As stated in a recent blog post, they found "15% of extensions that promised one-click optimizations" were cheating performance metrics.

My first response: ONLY 15%?

Their article explains the different ways people cheat on their performance simply to get a higher score.

Scores are just scores and don't actually translate to reality.

Page speed scores are standards trying to take a complex thing (how long it takes for the page to load in reality) and distill it down into a single number. These tools are written by humans and as such are always flawed. They are meant to guide decision making, a goal post if you will. Not a requirement you must hit in order to be successful.

The scores evolve over time too and what was perfect yesterday, might be absolutely wrong today. Because perfection is not set in stone, it changes. That's why progress towards an improved website will always outperform perfection.

Every feature you want costs you performance. Evey slider, image previewer, variant switcher, they all have performance costs.

As a rough estimate, 20% of performance issues are from Shopify which you can't change. Every platform has performance issues so don't tell me Shopify is the problem. 50% of performance issues are your theme. The remaining 30% are the bells and whistles from themes and apps. These may not always be essential to your store, but you choose to include them for various reasons.

So when you install a new theme or app, check the site performance before and after. Ask them what the impact on speed is before installing. They should be able to tell you without hesitation. Then decide if that change is worth the performance hit.

For example:

JSON-LD or SEO has no real impact on your store’s page speed or performance. With Shopify's caching off, we've found it takes 1-2% of the total page performance. All live stores run with caching on, so the actual performance impact is even lower (could even be zero).
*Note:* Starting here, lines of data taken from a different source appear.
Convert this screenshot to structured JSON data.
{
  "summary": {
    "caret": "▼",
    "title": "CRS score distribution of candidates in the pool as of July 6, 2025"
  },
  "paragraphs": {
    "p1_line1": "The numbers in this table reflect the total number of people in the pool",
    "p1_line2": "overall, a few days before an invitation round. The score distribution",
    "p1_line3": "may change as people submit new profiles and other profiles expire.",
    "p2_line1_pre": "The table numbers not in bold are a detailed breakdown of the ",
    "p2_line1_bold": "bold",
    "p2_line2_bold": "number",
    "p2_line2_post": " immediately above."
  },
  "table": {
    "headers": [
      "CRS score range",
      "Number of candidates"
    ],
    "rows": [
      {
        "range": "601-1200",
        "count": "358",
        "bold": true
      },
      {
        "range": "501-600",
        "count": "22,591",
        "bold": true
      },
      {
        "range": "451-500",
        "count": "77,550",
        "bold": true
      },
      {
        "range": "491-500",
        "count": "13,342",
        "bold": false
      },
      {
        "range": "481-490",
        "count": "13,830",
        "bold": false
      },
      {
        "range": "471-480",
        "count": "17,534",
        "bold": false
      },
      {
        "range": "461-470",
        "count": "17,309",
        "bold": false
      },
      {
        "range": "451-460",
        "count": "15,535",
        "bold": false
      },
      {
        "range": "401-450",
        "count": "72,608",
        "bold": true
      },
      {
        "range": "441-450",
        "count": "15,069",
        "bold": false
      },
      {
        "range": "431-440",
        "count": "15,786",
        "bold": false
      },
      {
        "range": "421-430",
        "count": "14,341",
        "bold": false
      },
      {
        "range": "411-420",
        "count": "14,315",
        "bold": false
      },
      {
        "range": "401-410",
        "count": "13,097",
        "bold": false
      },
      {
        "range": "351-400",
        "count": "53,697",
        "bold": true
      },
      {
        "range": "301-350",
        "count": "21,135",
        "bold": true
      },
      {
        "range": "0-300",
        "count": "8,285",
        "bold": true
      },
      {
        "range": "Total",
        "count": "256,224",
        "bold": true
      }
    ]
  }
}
Here we are at the end of the article and we haven't even addressed the worst part.

The problem is that this all focuses on a stupid score.

The goal of improving your site performance (not page load but overall performance) should be an improved user experience.

No one cares about your page speed score. Not your customers and not Google. They care that the website is usable and that they can find what they are looking for.

Focus on your customer and stop worrying about what Google does or does not see.